5.12.2 Solutions centre mainly on time-tabling, co-ordination, ingenuity and community spirit reflected through volunteer rotas from car owners, including those with mental health problems themselves. The Review Team was impressed that one service had the flexibility to provide a bicycle for someone with long-term mental health problems.
5.12.3 Under the new Act
90 a clear duty has been placed on local authorities. The exact provisions are set out below:
Assistance with travel
A local authority -
shall-
provide, for persons who are not in hospital and who have or have had a mental disorder, such facilities for, or assistance in, travelling as the authority may consider necessary to enable those persons to attend or participate in any of the services mentioned in sections 25 and 26 of this Act; or
secure the provision of such facilities or assistance for such persons…
5.12.4 Mental health patients, like other service users, will sometimes need transported to hospital by ambulance because their state of health rules out alternatives. The Review Team heard concerns about the Scottish Ambulance Service (not about the ambulance staff), where delays were seen as being attributable to a too rigid reliance on protocols.
5.12.5 At the extreme end the Review Team was told about a few people, who would otherwise have agreed to an informal admission, being detained under the Mental Health Act in order to get the required escorts to allow transport from the Air Ambulance Service rather than wait for routine transport. This practice is unacceptable and illegal.
5.12.6 In remote places there will be infrequent need for such transport for people who are mentally ill and therefore little local experience in dealing with such situations. The stigma of mental illness includes for some a fear that the person concerned will be or become violent and it is appropriate that due caution be taken, especially in a small aircraft with access to the cockpit. However this needs to be done on an informed basis and we welcomed the fact that the Scottish Ambulance Service has recently issued guidance on
Emergencies in Mental Health
91 to establish routine procedures.
5.12.7 It will be important that ambulance staff are given appropriate awareness training about the new Act, alongside relevant mental health training.

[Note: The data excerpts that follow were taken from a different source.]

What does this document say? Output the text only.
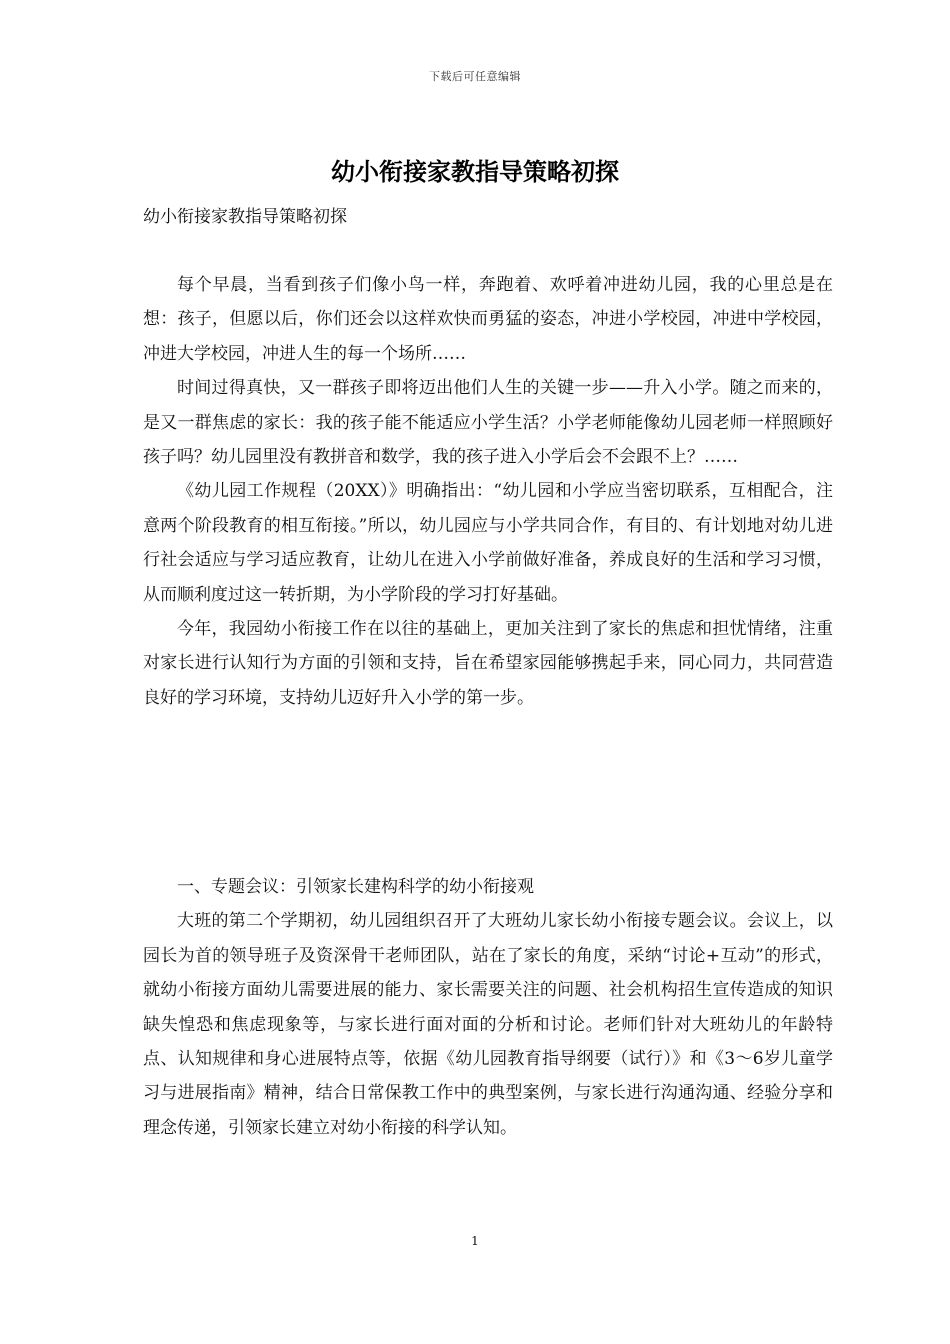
下载后可任意编辑
幼小衔接家教指导策略初探

幼小衔接家教指导策略初探

每个早晨，当看到孩子们像小鸟一样，奔跑着、欢呼着冲进幼儿园，我的心里总是在想：孩子，但愿以后，你们还会以这样欢快而勇猛的姿态，冲进小学校园，冲进中学校园，冲进大学校园，冲进人生的每一个场所……

时间过得真快，又一群孩子即将迈出他们人生的关键一步——升入小学。随之而来的，是又一群焦虑的家长：我的孩子能不能适应小学生活？小学老师能像幼儿园老师一样照顾好孩子吗？幼儿园里没有教拼音和数学，我的孩子进入小学后会不会跟不上？……

《幼儿园工作规程（20XX）》明确指出：“幼儿园和小学应当密切联系，互相配合，注意两个阶段教育的相互衔接。”所以，幼儿园应与小学共同合作，有目的、有计划地对幼儿进行社会适应与学习适应教育，让幼儿在进入小学前做好准备，养成良好的生活和学习习惯，从而顺利度过这一转折期，为小学阶段的学习打好基础。

今年，我园幼小衔接工作在以往的基础上，更加关注到了家长的焦虑和担忧情绪，注重对家长进行认知行为方面的引领和支持，旨在希望家园能够携起手来，同心同力，共同营造良好的学习环境，支持幼儿迈好升入小学的第一步。

一、专题会议：引领家长建构科学的幼小衔接观

大班的第二个学期初，幼儿园组织召开了大班幼儿家长幼小衔接专题会议。会议上，以园长为首的领导班子及资深骨干老师团队，站在了家长的角度，采纳“讨论+互动”的形式，就幼小衔接方面幼儿需要进展的能力、家长需要关注的问题、社会机构招生宣传造成的知识缺失惶恐和焦虑现象等，与家长进行面对面的分析和讨论。老师们针对大班幼儿的年龄特点、认知规律和身心进展特点等，依据《幼儿园教育指导纲要（试行）》和《3～6岁儿童学习与进展指南》精神，结合日常保教工作中的典型案例，与家长进行沟通沟通、经验分享和理念传递，引领家长建立对幼小衔接的科学认知。

1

5.12.8 The Remote and Rural Areas Resource Initiative (RARARI) multi-agency report
92, 2003, has 10 recommendations based on getting the right balance between respecting an individual's rights and needs and the responsibility to ensure the safety of others.
5.12.9 A key recommendation from the RARARI report is that
"When psychiatric patients are to be admitted to hospital, the need for transport and/or escort must be assessed separately from the need for detention under the Mental Health Act section, and clearly documented."
5.12.10 All delays cannot be attributed to the ambulance service. Finding NHS escorts can be a time-limiting factor (as can the weather). The collection of systematic data about the process and outcome of ambulance transfers will lead to better informed discussion and resolution of some of the tensions that may arise.
5.12.11 When there is a delay in getting transport to hospital, there is a need for a safe place for the patient to wait in to reduce or remove any risk to self or others.